One case recovered with HBO(8), others became forensic medicine literature(7). Further cases should be reported in peer reviewed journals, but will also be appreciated in this register. Anonymity is guaranteed and could also be done by phone, e-mail or snail mail.
Example:
Air in the ophthalmic vein and central venous sinus (8)
Prevention:
The incidence of iatrogenic CGE is relatively low, with the reported incidence extremely low in most countries. In fact nobody have an idea of the real incidence. Presumably every case would be investigated by clinical risk managers when it occurs. A root cause analysis should be done and we will appreciate any ideas coming from such an analysis to be published on the website, and eventually in the literature to help others avoid this dreadful complication.

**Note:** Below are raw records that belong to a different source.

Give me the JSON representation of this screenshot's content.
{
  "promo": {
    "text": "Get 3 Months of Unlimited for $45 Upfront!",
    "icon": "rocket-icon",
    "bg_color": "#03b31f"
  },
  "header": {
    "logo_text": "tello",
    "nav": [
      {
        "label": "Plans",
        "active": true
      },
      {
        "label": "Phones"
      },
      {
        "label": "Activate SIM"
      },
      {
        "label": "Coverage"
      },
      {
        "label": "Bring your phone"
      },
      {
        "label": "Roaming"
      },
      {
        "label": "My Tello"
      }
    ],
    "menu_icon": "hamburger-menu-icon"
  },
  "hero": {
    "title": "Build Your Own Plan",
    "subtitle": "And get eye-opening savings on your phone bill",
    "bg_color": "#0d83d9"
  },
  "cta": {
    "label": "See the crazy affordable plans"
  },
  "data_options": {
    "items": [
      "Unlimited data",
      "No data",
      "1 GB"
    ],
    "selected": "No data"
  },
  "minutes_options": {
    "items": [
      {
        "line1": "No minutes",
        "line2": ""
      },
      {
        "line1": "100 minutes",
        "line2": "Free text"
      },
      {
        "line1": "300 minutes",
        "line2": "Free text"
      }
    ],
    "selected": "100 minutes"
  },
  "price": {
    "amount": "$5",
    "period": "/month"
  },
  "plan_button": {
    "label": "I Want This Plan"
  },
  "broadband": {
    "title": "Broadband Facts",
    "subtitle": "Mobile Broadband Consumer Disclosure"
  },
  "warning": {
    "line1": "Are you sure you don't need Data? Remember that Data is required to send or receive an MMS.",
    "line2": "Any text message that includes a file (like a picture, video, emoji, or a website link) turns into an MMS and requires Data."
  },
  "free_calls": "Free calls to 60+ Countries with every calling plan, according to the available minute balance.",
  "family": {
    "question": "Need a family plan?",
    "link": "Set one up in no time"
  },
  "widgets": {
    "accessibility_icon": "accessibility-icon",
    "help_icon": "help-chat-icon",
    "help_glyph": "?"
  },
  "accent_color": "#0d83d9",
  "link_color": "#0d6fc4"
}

These ideas are not scientifically proven, but makes sense, based on analysis of real cases as well as near missed cases. Above all, they do not cost a lot of money, and can prevent morbidity and mortality for patients and save healthcare individuals and organisations a large amount of distress, embarrassment, and even money.
1. Avoid 'excessive' pressures when inflating any body cavity with gas, e.g. laparoscopies, thoracoscopies, gastrointestinal endoscopies.
2. Consider using carbon dioxide for insufflation in gastrointestinal endoscopies.
3. Adding colour to contrast material. Working in dimmed light, make it difficult to ensure all air is expelled from contrast injecting systems.
4. Use of tissue glue and/ or a purse string suture to close the orifice left when a big line e.g. dialysis line is removed. This applied particularly in older patients where the elasticity of the tissue does not allowed for closure of the tract in the expected 30 to 60 minutes. This could be done for all lines, because the watertight dressing often does not last very long.
5. Continuous vigilance, careful monitoring and care by an experienced neuro anaesthetist in cases where neurosurgery in the sitting position has to be done
6. Before any intravenous injection or infusion is started, the syringe or infusion set should be flushed by the person administering it, not assuming that the person setting it up has primed it or drawn up the drug even if the syringe is labelled.
7. When setting up invasive pressure measurement transducer systems, 2 people should check that the system is primed, and free of air bubbles. Gas bubbles flushed into the the arterial system under pressure is extremely dangerous. Two nurses are checking drugs and doing the same for arterial lines will add to safety without significant additional work.